What we are seeing today in our elections seems to be a false form of democracy that uses all the means of corruption and fraud to falsify the true will of the people. When one looks at our politicians, when one looks at our political representatives, it is clear that very few of them are there simply to serve the people. Most of them appear to be in politics because of ambition or pleasure; and not to fulfill a duty.

These elections seem to just serve the practice of setting one humble sector of the community against the others. We seem to have divided people into petty political parties that really give no guidance to the nation. We have divided the ignorant and misled them to support unscrupulous and greedy individuals seeking political office.

When one looks at the electoral messages that are delivered at these election campaigns, one wonders what we really believe in. We wonder what type of political system or order our politicians, especially those in government and in the ruling party, want to establish in this country. Every time there is an election, the ruling MMD calls on the electorate to vote for it if they want development.

The question that begs an answer is why then do we have a multiparty political system if development can only come to an area where the councillor or member of parliament is from the ruling party? Does it mean development will only go to the whole country if we all vote for the ruling party candidates so that all opposition in this country is wiped out from councils and Parliament? Do we want to see a de facto one party state?

What about the checks and balances we talk about that arise from having a strong and loyal opposition?
What shocks us most is that these statements are made by members and leaders of a political party which was created primarily to champion the cause for the re-establishment of a multiparty political dispensation in this country. Even its name embodies this desire - the Movement for Multiparty Democracy (MMD). Or did we misunderstand them? Was the fight rather just for the removal of Dr Kenneth Kaunda and UNIP from power?

The Bible is very clear that from the abundance of the heart a man speaks and the MMD leaders have spoken loud and clear and with one voice. What this says is that at least Dr Kaunda was very honest on this score. He said at the time as one of the justifications for the establishment and maintenance of the one party state, that multiparty politics hinder development.

The people of Zambia did not agree with him. That is why we have a multiparty political system today. The MMD should not be taking us back.
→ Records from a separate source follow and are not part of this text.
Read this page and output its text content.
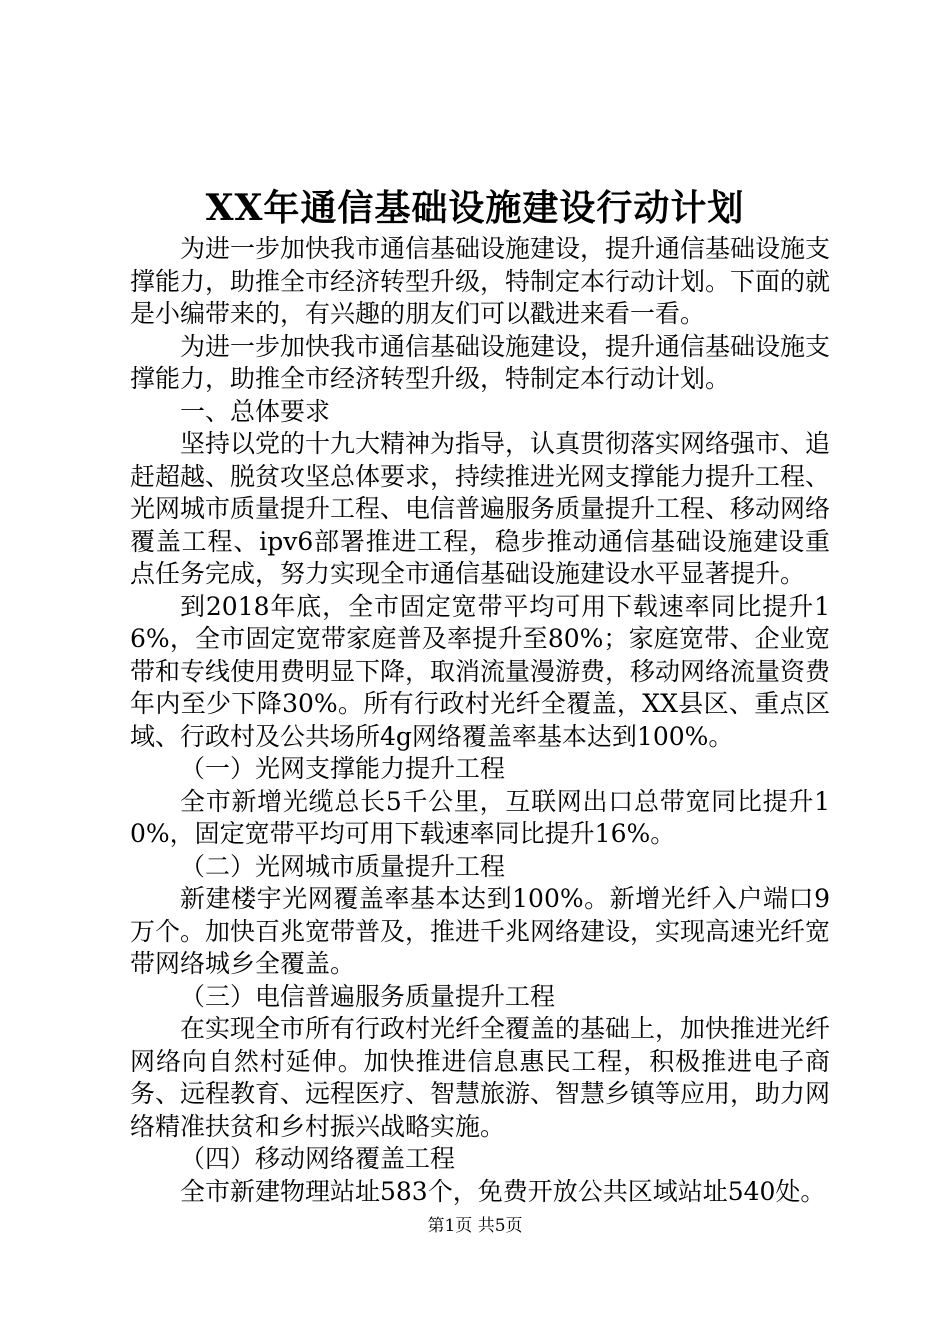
XX年通信基础设施建设行动计划

为进一步加快我市通信基础设施建设，提升通信基础设施支撑能力，助推全市经济转型升级，特制定本行动计划。下面的就是小编带来的，有兴趣的朋友们可以戳进来看一看。

为进一步加快我市通信基础设施建设，提升通信基础设施支撑能力，助推全市经济转型升级，特制定本行动计划。

一、总体要求

坚持以党的十九大精神为指导，认真贯彻落实网络强市、追赶超越、脱贫攻坚总体要求，持续推进光网支撑能力提升工程、光网城市质量提升工程、电信普遍服务质量提升工程、移动网络覆盖工程、ipv6部署推进工程，稳步推动通信基础设施建设重点任务完成，努力实现全市通信基础设施建设水平显著提升。

到2018年底，全市固定宽带平均可用下载速率同比提升16%，全市固定宽带家庭普及率提升至80%；家庭宽带、企业宽带和专线使用费明显下降，取消流量漫游费，移动网络流量资费年内至少下降30%。所有行政村光纤全覆盖，XX县区、重点区域、行政村及公共场所4g网络覆盖率基本达到100%。

（一）光网支撑能力提升工程

全市新增光缆总长5千公里，互联网出口总带宽同比提升10%，固定宽带平均可用下载速率同比提升16%。

（二）光网城市质量提升工程

新建楼宇光网覆盖率基本达到100%。新增光纤入户端口9万个。加快百兆宽带普及，推进千兆网络建设，实现高速光纤宽带网络城乡全覆盖。

（三）电信普遍服务质量提升工程

在实现全市所有行政村光纤全覆盖的基础上，加快推进光纤网络向自然村延伸。加快推进信息惠民工程，积极推进电子商务、远程教育、远程医疗、智慧旅游、智慧乡镇等应用，助力网络精准扶贫和乡村振兴战略实施。

（四）移动网络覆盖工程

全市新建物理站址583个，免费开放公共区域站址540处。

第1页 共5页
Development is not, and should not be a reward to an area - to a ward or constituency or indeed province - for voting MMD. The money used for the development of a country comes from the taxes which the citizens pay. There is no special tax for the MMD to use in areas where they have won elections. As long as we have this attitude, we will not move forward as a country. No wonder they believe when we elect them that they are our bosses, our masters and should live like kings or queens from our hard-earned money.

It is this same attitude that is making those in government think they have the right to give the people of Zambia a constitution that they deem fit. This is even after the people of this country have made it very clear to them through their submissions to the Constitution Review Commission the minimum standards they want to see in the governance of their country.

The people have demanded a constituent assembly as a mode for the adoption of the constitution but those in government think the people are wrong and things shouldn't be done that way but their way.

This is a clear sign that those in government do not believe that they are servants of the people; this clearly demonstrate that they see themselves as masters of the people and when they speak, the people should listen, and when they tell the people to shut up, the people should shut up. We don't know how far this attitude will take us as a nation and for how long this type of behaviour will be tolerated by our people. Well, everything has got a time - time will tell; time alone will tell.